More about HKUST
Efficient and Accessible Systems for Machine Learning: From Clusters to Jobs
PhD Thesis Proposal Defence
Title: "Efficient and Accessible Systems for Machine Learning: From Clusters
to Jobs"
by
Mr. Kaiqiang XU
Abstract:
Large-scale machine learning (ML) computing for AI involves highly
distributed, parallelized workloads with intricate patterns. Efficiently
managing and executing these workloads using existing computing abstractions
and mechanisms presents significant challenges to underlying systems. To
address these complexities and optimize performance, specialized ML systems
are designed to meet the unique demands of ML computing.

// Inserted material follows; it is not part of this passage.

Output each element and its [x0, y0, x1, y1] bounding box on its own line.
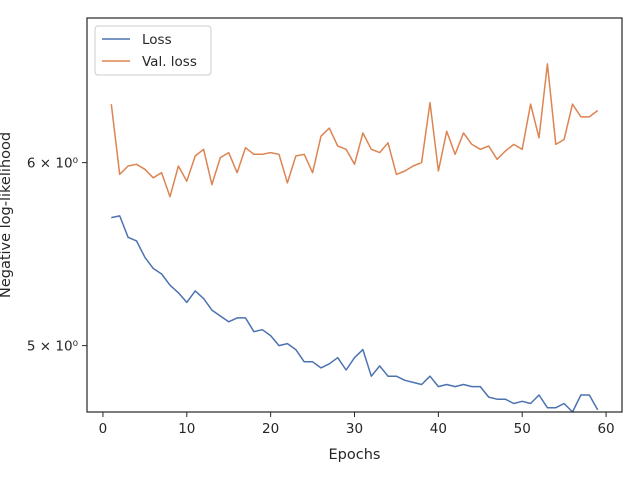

This paper explores my research in ML systems from two key perspectives:
cluster-level multi-job orchestration and individual job efficiency. At the
cluster-level, SING introduces a full-stack GPU cluster management
architecture that optimizes ML job scheduling and execution in shared
multi-tenant environments, enhancing usability and fairness while mitigating
resource underutilization. Complementing this, GREEN presents a
carbon-efficient ML cluster scheduler that dynamically aligns workloads with
greener energy periods, effectively balancing job completion times and carbon
emissions without compromising cluster-wide performance. At the individual
job level, Sequoia optimizes secure distributed data processing for ML with
an extensible compiler framework, and efficiently schedules execution across
data owners, reducing both programming complexity and execution time.
Meanwhile, G3 introduces a scalable distributed system for graph neural
network training, employing hybrid parallelism, locality-aware partitioning,
and multi-level pipeline to enable efficient full-graph training on
billion-edge graphs.
The new abstractions, parallelization strategies, and resource scheduling
algorithms introduced in this dissertation address the increasing complexity
of ML workloads and the constraints of existing infrastructure. By improving
the efficiency and accessibility of ML systems, this research lay a
foundation for the wider adoption of AI technologies.
Date: Monday, 9 December 2024
Time: 2:00pm - 4:00pm
Venue: Room 3494
Lifts 25/26
Committee Members: Prof. Kai Chen (Supervisor)
Prof. Qiong Luo (Chairperson)
Dr. Yangqiu Song
Dr. Binhang Yuan